Chemin faisant, il interrogeait ses disciples :
« Au dire des gens, qui suis-je ? »
Ils lui répondirent :
« Jean le Baptiste ;
pour d’autres, Élie ;
pour d’autres, un des prophètes. »

Et lui les interrogeait :
« Et vous, que dites-vous ?
Pour vous, qui suis-je ? »
Pierre, prenant la parole, lui dit :
« Tu es le Christ. »
Alors, il leur défendit vivement
de parler de lui à personne.

Il commença à leur enseigner
qu’il fallait que le Fils de l’homme souffre beaucoup,
qu’il soit rejeté par les anciens,
les grands prêtres et les scribes,
qu’il soit tué,
et que, trois jours après, il ressuscite.
Jésus disait cette parole ouvertement.
Pierre, le prenant à part,
se mit à lui faire de vifs reproches.
Mais Jésus se retourna
et, voyant ses disciples, il interpella vivement Pierre :
« Passe derrière moi, Satan !
Tes pensées ne sont pas celles de Dieu,
mais celles des hommes. »
Appelant la foule avec ses disciples, il leur dit :
« Si quelqu’un veut marcher à ma suite,
qu’il renonce à lui-même,
qu’il prenne sa croix
et qu’il me suive.
Car celui qui veut sauver sa vie
la perdra ;
mais celui qui perdra sa vie à cause de moi et de l’Évangile
la sauvera. »

COMMENTAIRE

« Tu es le Messie. » On dirait que Jésus est déçu, contrarié par le titre que Pierre lui donne. Au point d’en être dérangé, et d’en devenir un peu nerveux.

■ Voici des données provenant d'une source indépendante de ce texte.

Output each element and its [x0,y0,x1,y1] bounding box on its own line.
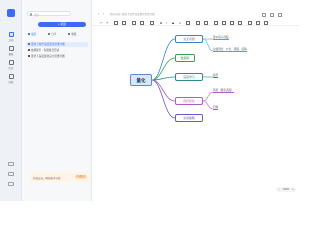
rail-item-documents[interactable]: 文档 [0,32,22,42]
link-icon[interactable] [222,21,226,25]
zoom-control: − 100% + [276,187,296,192]
toolbar: ↶ ↷ B I S A [92,20,300,26]
mindmap-branch-node[interactable]: 深度学习 [175,73,203,81]
trash-icon [8,74,14,79]
mindmap-canvas[interactable]: 量化 交叉问题 数据库 深度学习 风控优化 交易策略 量价因子选股 业绩预告、公… [92,27,300,201]
rail-item-label: 文档 [8,39,14,42]
clock-icon [28,33,31,36]
mindmap-branch-node[interactable]: 交叉问题 [175,35,203,43]
left-rail: 文档 模板 历史 回收 [0,0,22,201]
mindmap-branch-node[interactable]: 交易策略 [175,114,203,122]
mindmap-leaf-node[interactable]: 模型 [213,73,219,78]
mindmap-leaf-node[interactable]: 量价因子选股 [213,35,229,40]
rail-item-label: 历史 [8,67,14,70]
document-panel: 搜索 + 新建 最近 分享 收藏 量化下软件深度量化思维导图 技能提升 - 专题… [22,0,92,201]
bold-icon[interactable]: B [160,21,162,26]
tab-recent[interactable]: 最近 [28,32,36,37]
font-size-icon[interactable] [150,21,154,25]
history-icon [8,60,14,65]
upgrade-text: 升级会员，解锁更多功能 [33,176,61,180]
line-style-icon[interactable] [204,21,208,25]
settings-icon[interactable] [8,172,14,176]
strikethrough-icon[interactable]: S [172,21,174,26]
export-button[interactable] [270,12,274,17]
breadcrumb: 我的文档 / 量化下软件深度量化思维导图 [110,13,155,16]
note-icon[interactable] [230,21,234,25]
document-icon [8,32,14,37]
rail-item-label: 模板 [8,53,14,56]
tab-starred[interactable]: 收藏 [68,32,76,37]
theme-icon[interactable] [264,21,268,25]
mindmap-branch-node[interactable]: 风控优化 [175,97,203,105]
tab-label: 收藏 [71,33,77,36]
search-input[interactable]: 搜索 [27,11,71,17]
connector-line [151,38,176,81]
clear-format-icon[interactable] [122,21,126,25]
mindmap-root-node[interactable]: 量化 [130,74,152,86]
upgrade-banner: 升级会员，解锁更多功能 开通会员 [30,172,90,182]
mindmap-leaf-node[interactable]: 回测 [213,105,219,110]
file-icon [28,48,30,52]
file-icon [28,42,30,46]
top-bar: ‹ › 我的文档 / 量化下软件深度量化思维导图 ↶ ↷ B I S A [92,0,300,26]
font-color-icon[interactable]: A [179,21,181,26]
rail-item-history[interactable]: 历史 [0,60,22,70]
help-icon[interactable] [8,162,14,166]
document-list-item[interactable]: 技能提升 - 专题集合目录 [26,48,88,53]
connector-line [202,38,214,52]
zoom-in-button[interactable]: + [290,187,296,192]
search-placeholder: 搜索 [34,14,40,17]
rail-item-templates[interactable]: 模板 [0,46,22,56]
format-painter-icon[interactable] [114,21,118,25]
upgrade-button[interactable]: 开通会员 [75,175,87,179]
share-icon [48,33,51,36]
insert-child-icon[interactable] [132,21,136,25]
connector-line [151,57,176,81]
tab-label: 分享 [51,33,57,36]
document-list-item[interactable]: 量化下深度量化完全思维导图 [26,54,88,59]
insert-sibling-icon[interactable] [140,21,144,25]
search-icon [30,13,33,16]
rail-item-label: 回收 [8,81,14,84]
tab-label: 最近 [31,33,37,36]
panel-tabs: 最近 分享 收藏 [26,32,88,37]
image-icon[interactable] [214,21,218,25]
border-style-icon[interactable] [196,21,200,25]
share-button[interactable] [262,12,266,17]
app-logo [7,9,15,17]
document-title: 量化下软件深度量化思维导图 [31,43,65,46]
tag-icon[interactable] [238,21,242,25]
connector-line [202,91,214,102]
connector-line [151,79,176,102]
layout-icon[interactable] [256,21,260,25]
user-icon[interactable] [8,182,14,186]
more-icon[interactable] [278,12,282,17]
connector-line [151,79,176,119]
forward-icon[interactable]: › [103,12,104,17]
undo-icon[interactable]: ↶ [100,21,103,26]
zoom-level: 100% [282,188,290,191]
mindmap-leaf-node[interactable]: 业绩预告、公告、研报、舆情 [213,47,247,52]
rail-item-trash[interactable]: 回收 [0,74,22,84]
tab-shared[interactable]: 分享 [48,32,56,37]
new-document-button[interactable]: + 新建 [38,22,86,27]
redo-icon[interactable]: ↷ [106,21,109,26]
back-icon[interactable]: ‹ [98,12,99,17]
document-list-item[interactable]: 量化下软件深度量化思维导图 [26,42,88,47]
outline-icon[interactable] [248,21,252,25]
file-icon [28,54,30,58]
connector-line [202,100,214,110]
star-icon [68,33,71,36]
document-title: 技能提升 - 专题集合目录 [31,49,60,52]
italic-icon[interactable]: I [166,21,167,26]
mindmap-branch-node[interactable]: 数据库 [175,54,195,62]
fill-color-icon[interactable] [186,21,190,25]
document-title: 量化下深度量化完全思维导图 [31,55,65,58]
mindmap-leaf-node[interactable]: 风控（量化选股） [213,88,234,93]
title-row: ‹ › 我的文档 / 量化下软件深度量化思维导图 [92,12,300,17]
template-icon [8,46,14,51]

Qu’est-ce qui se passe ? Qu’y a-t-il de choquant ou de dangereux à se faire dire qu’on est le Messie ? Surtout quand c’est un disciple de première ligne, de plus grande intimité qui vous dit : « Tu es le Messie ». « N’allez surtout pas en parler à d’autres », s’empresse de dire Jésus à tous ceux qui sont là et qui ont entendu.

Le Seigneur craint sans doute la mauvaise compréhension qu’on peut avoir de cette affirmation. Nous savons bien qu’une ambiguïté peut se cacher sous le titre et le mot de Messie, toutes les idées qu’on peut s’en faire.

L’insistance de Jésus va porter sur les épreuves qui attendent et le maître et ses disciples. Ces déclarations montrent bien dans quel sens Jésus envisage sa mission et son rôle, et les titres qu’on voudra bien lui donner. Il ne va pas être le genre de Messie que plusieurs s’imaginent et attendent. Non, il faut plutôt imaginer le pire dans son cas.

Chose certaine, Jésus entend bien s’avancer dans l’humilité et la fidélité. Il ne pense pas que les choses vont prendre pour lui un tournant glorieux, victorieux, majestueux, merveilleux. Il entrevoit bien plus le rejet, la persécution et la mort. Et ceux qui veulent le suivre devront passer comme lui par la souffrance et même le don total de leur vie. La victoire, la résurrection et la gloire ce n’est vraiment pas ce qui occupe l’esprit de Jésus. Tout cela, c’est l’affaire du Père. Le secret de Dieu. Un grand mystère !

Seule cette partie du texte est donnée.